A dissertation in the scope of Data Science is required of every candidate for the PhD degree. HDSI PhD program thesis requirements must meet Regulation 715(D) requirements. The final form of the dissertation document must comply with published guidelines by the Graduate Division.

The dissertation topic will be selected by the student, under the advice and guidance of Thesis Adviser and the Dissertation Committee. The dissertation must contain an original contribution of quality that would be acceptable for publication in the academic literature that either extends the theory or methodology of data science, or uses data science methods to solve a scientific problem in applied disciplines.

The entire dissertation committee will conduct a final oral examination, which will deal primarily with questions arising out of the relationship of the dissertation to the field of Data Science. The final examination will be conducted in two parts. The first part consists of a presentation by the candidate followed by a brief period of questions pertaining to the presentation; this part of the examination is open to the public. The second part of the examination will immediately follow the first part; this is a closed session between the student and the committee and will consist of a period of questioning by the committee members.

Successful defense of the dissertation presentation in a final examination to the doctoral dissertation committee;  Approved dissertation that must explicitly address the reproducibility requirement. This requirement can be met by providing supplementary online material consisting of code, data repositories, any evidence of use by external parties and/or where necessary through validated proof of results.

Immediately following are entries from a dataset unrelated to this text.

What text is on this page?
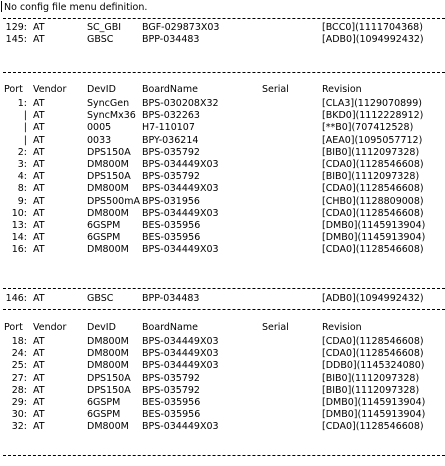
No config file menu definition.
129: AT	SC_GBI BGF-029873X03	[BCC0](1111704368)
145: AT	GBSC	BPP-034483	[ADB0](1094992432)
Port Vendor DevID	BoardName	Serial	Revision
1: AT	SyncGen BPS-030208X32	[CLA3](1129070899)
| AT	SyncMx36 BPS-032263	[BKD0](1112228912)
| AT	0005	H7-110107	[**B0](707412528)
| AT	0033	BPY-036214	[AEA0](1095057712)
2: AT	DPS150A BPS-035792	[BIB0](1112097328)
3: AT	DM800M BPS-034449X03	[CDA0](1128546608)
4: AT	DPS150A BPS-035792	[BIB0](1112097328)
8: AT	DM800M BPS-034449X03	[CDA0](1128546608)
9: AT	DPS500mA BPS-031956	[CHB0](1128809008)
10: AT	DM800M BPS-034449X03	[CDA0](1128546608)
13: AT	6GSPM BES-035956	[DMB0](1145913904)
14: AT	6GSPM BES-035956	[DMB0](1145913904)
16: AT	DM800M BPS-034449X03	[CDA0](1128546608)
146: AT	GBSC	BPP-034483	[ADB0](1094992432)
Port Vendor DevID	BoardName	Serial	Revision
18: AT	DM800M BPS-034449X03	[CDA0](1128546608)
24: AT	DM800M BPS-034449X03	[CDA0](1128546608)
25: AT	DM800M BPS-034449X03	[DDB0](1145324080)
27: AT	DPS150A BPS-035792	[BIB0](1112097328)
28: AT	DPS150A BPS-035792	[BIB0](1112097328)
29: AT	6GSPM BES-035956	[DMB0](1145913904)
30: AT	6GSPM BES-035956	[DMB0](1145913904)
32: AT	DM800M BPS-034449X03	[CDA0](1128546608)
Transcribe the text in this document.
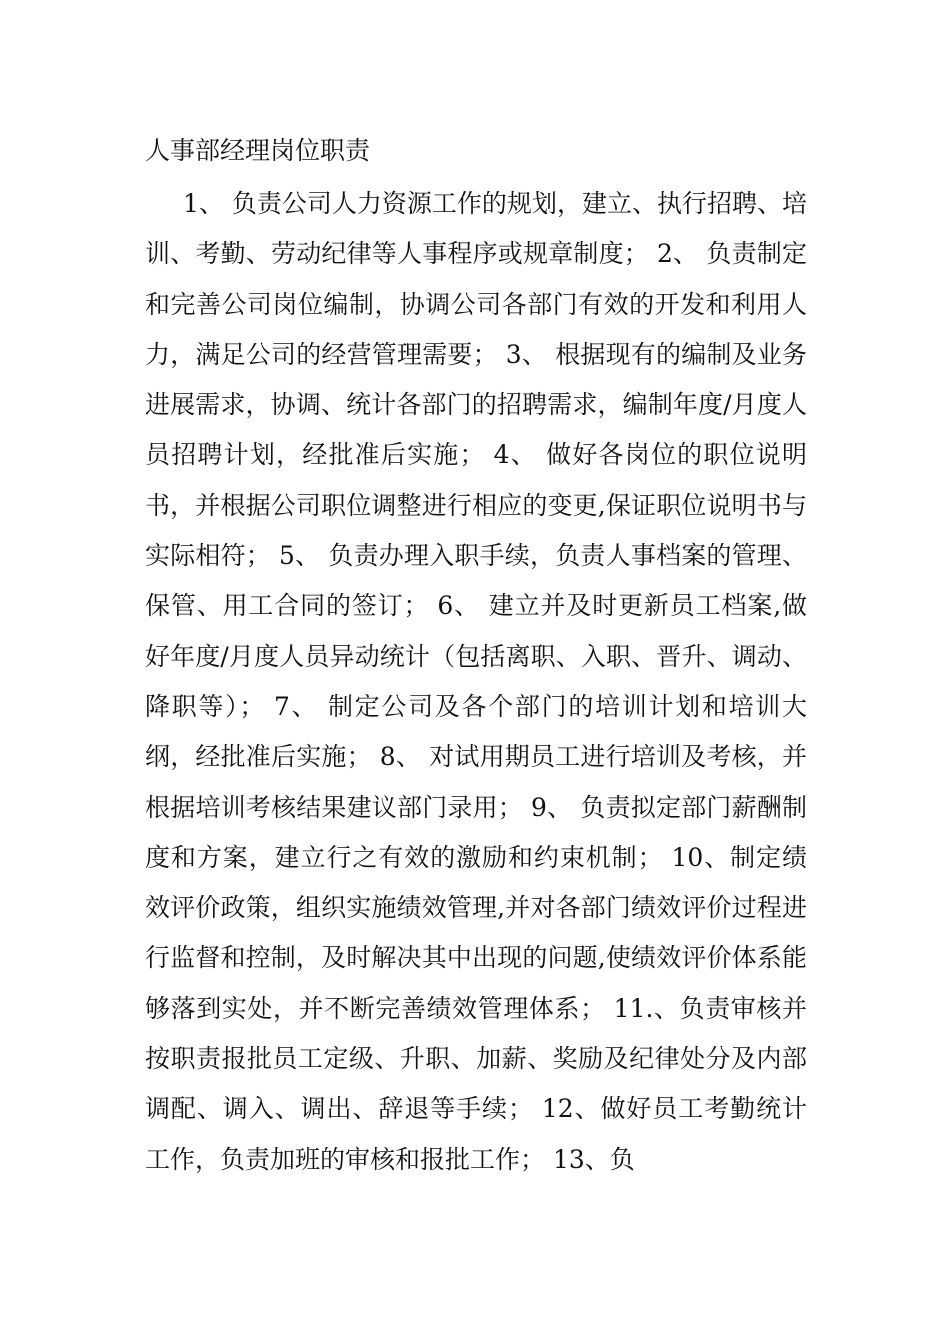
人事部经理岗位职责

1、 负责公司人力资源工作的规划，建立、执行招聘、培训、考勤、劳动纪律等人事程序或规章制度； 2、 负责制定和完善公司岗位编制，协调公司各部门有效的开发和利用人力，满足公司的经营管理需要； 3、 根据现有的编制及业务进展需求，协调、统计各部门的招聘需求，编制年度/月度人员招聘计划，经批准后实施； 4、 做好各岗位的职位说明书，并根据公司职位调整进行相应的变更,保证职位说明书与实际相符； 5、 负责办理入职手续，负责人事档案的管理、保管、用工合同的签订； 6、 建立并及时更新员工档案,做好年度/月度人员异动统计（包括离职、入职、晋升、调动、降职等）； 7、 制定公司及各个部门的培训计划和培训大纲，经批准后实施； 8、 对试用期员工进行培训及考核，并根据培训考核结果建议部门录用； 9、 负责拟定部门薪酬制度和方案，建立行之有效的激励和约束机制； 10、制定绩效评价政策，组织实施绩效管理,并对各部门绩效评价过程进行监督和控制，及时解决其中出现的问题,使绩效评价体系能够落到实处，并不断完善绩效管理体系； 11.、负责审核并按职责报批员工定级、升职、加薪、奖励及纪律处分及内部调配、调入、调出、辞退等手续； 12、做好员工考勤统计工作，负责加班的审核和报批工作； 13、负
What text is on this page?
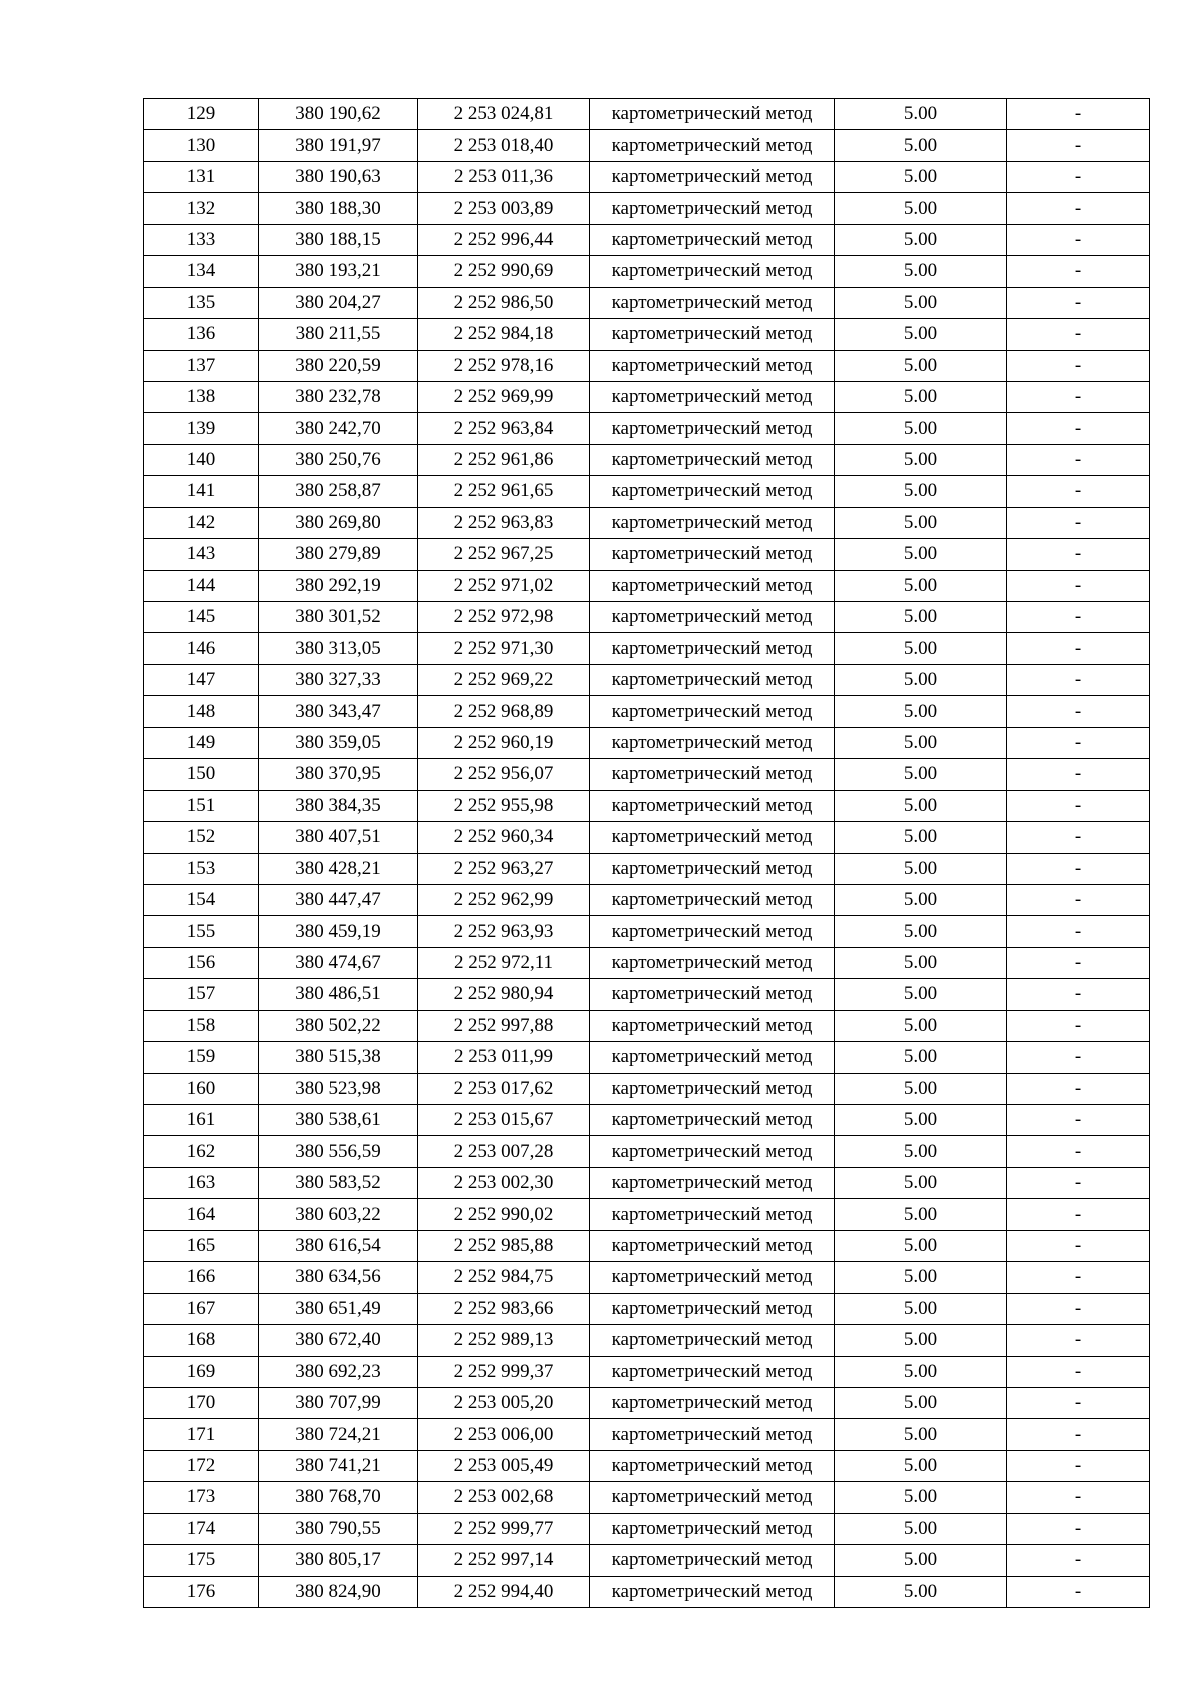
129	380 190,62	2 253 024,81	картометрический метод	5.00	-
130	380 191,97	2 253 018,40	картометрический метод	5.00	-
131	380 190,63	2 253 011,36	картометрический метод	5.00	-
132	380 188,30	2 253 003,89	картометрический метод	5.00	-
133	380 188,15	2 252 996,44	картометрический метод	5.00	-
134	380 193,21	2 252 990,69	картометрический метод	5.00	-
135	380 204,27	2 252 986,50	картометрический метод	5.00	-
136	380 211,55	2 252 984,18	картометрический метод	5.00	-
137	380 220,59	2 252 978,16	картометрический метод	5.00	-
138	380 232,78	2 252 969,99	картометрический метод	5.00	-
139	380 242,70	2 252 963,84	картометрический метод	5.00	-
140	380 250,76	2 252 961,86	картометрический метод	5.00	-
141	380 258,87	2 252 961,65	картометрический метод	5.00	-
142	380 269,80	2 252 963,83	картометрический метод	5.00	-
143	380 279,89	2 252 967,25	картометрический метод	5.00	-
144	380 292,19	2 252 971,02	картометрический метод	5.00	-
145	380 301,52	2 252 972,98	картометрический метод	5.00	-
146	380 313,05	2 252 971,30	картометрический метод	5.00	-
147	380 327,33	2 252 969,22	картометрический метод	5.00	-
148	380 343,47	2 252 968,89	картометрический метод	5.00	-
149	380 359,05	2 252 960,19	картометрический метод	5.00	-
150	380 370,95	2 252 956,07	картометрический метод	5.00	-
151	380 384,35	2 252 955,98	картометрический метод	5.00	-
152	380 407,51	2 252 960,34	картометрический метод	5.00	-
153	380 428,21	2 252 963,27	картометрический метод	5.00	-
154	380 447,47	2 252 962,99	картометрический метод	5.00	-
155	380 459,19	2 252 963,93	картометрический метод	5.00	-
156	380 474,67	2 252 972,11	картометрический метод	5.00	-
157	380 486,51	2 252 980,94	картометрический метод	5.00	-
158	380 502,22	2 252 997,88	картометрический метод	5.00	-
159	380 515,38	2 253 011,99	картометрический метод	5.00	-
160	380 523,98	2 253 017,62	картометрический метод	5.00	-
161	380 538,61	2 253 015,67	картометрический метод	5.00	-
162	380 556,59	2 253 007,28	картометрический метод	5.00	-
163	380 583,52	2 253 002,30	картометрический метод	5.00	-
164	380 603,22	2 252 990,02	картометрический метод	5.00	-
165	380 616,54	2 252 985,88	картометрический метод	5.00	-
166	380 634,56	2 252 984,75	картометрический метод	5.00	-
167	380 651,49	2 252 983,66	картометрический метод	5.00	-
168	380 672,40	2 252 989,13	картометрический метод	5.00	-
169	380 692,23	2 252 999,37	картометрический метод	5.00	-
170	380 707,99	2 253 005,20	картометрический метод	5.00	-
171	380 724,21	2 253 006,00	картометрический метод	5.00	-
172	380 741,21	2 253 005,49	картометрический метод	5.00	-
173	380 768,70	2 253 002,68	картометрический метод	5.00	-
174	380 790,55	2 252 999,77	картометрический метод	5.00	-
175	380 805,17	2 252 997,14	картометрический метод	5.00	-
176	380 824,90	2 252 994,40	картометрический метод	5.00	-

Special Requirements: Generalization, Reproducibility and Responsibility

A candidate for doctoral degree in data science is expected to demonstrate evidence of generalization skills as well as evidence of reproducibility in research results. Evidence of generalization skills may be in the form of — but not limited to — generalization of results arrived at across domains, or across applications within a domain, generalization of applicability of method(s) proposed, or generalization of thesis conclusions rooted in formal or mathematical proof or quantitative reasoning supported by robust statistical measures. Reproducibility requirement may be satisfied by additional supplementary material consisting of code and data repository. The dissertation will also be reviewed for responsible use of data.

Annual Review

Annual review of the progress in the doctoral program by the graduate committee of HDSI faculty council.

Teaching Requirements

Including completion of teacher training course (DSC 599) and minimum of one quarter of teaching experience at half-time (50%) appointment as a Teaching Assistant over the course of the degree program;

Time Limits

Assuming a student has no deficiencies and is full-time enrolled in the program, our normative length of time pre-candidacy is 3 years and 2 years in candidacy. Extension of total time from matriculation to degree beyond six years will require petition and approval from the graduate division. HDSI has instituted several mechanisms and incentives to ensure expeditious time-to-degree. These include a full-time graduate students advisor in HDSI Graduate Affairs , preliminary assessment examination and advisory in the first year, and annual 13 review of each graduate student in the Ph. D. program led by the assigned faculty academic advisor of the student, graduate scholarships funded by HDSI foundation accounts to cultivate a culture of excellence in research and dedicated staff for computing and data curation services to ensure a smooth and easy access to necessary experimental platforms.

Obtaining an MS in Data Science

PhD students may obtain an MS Degree in Data Science along the way or a terminal MS degree, provided they complete the requirements for the MS degree.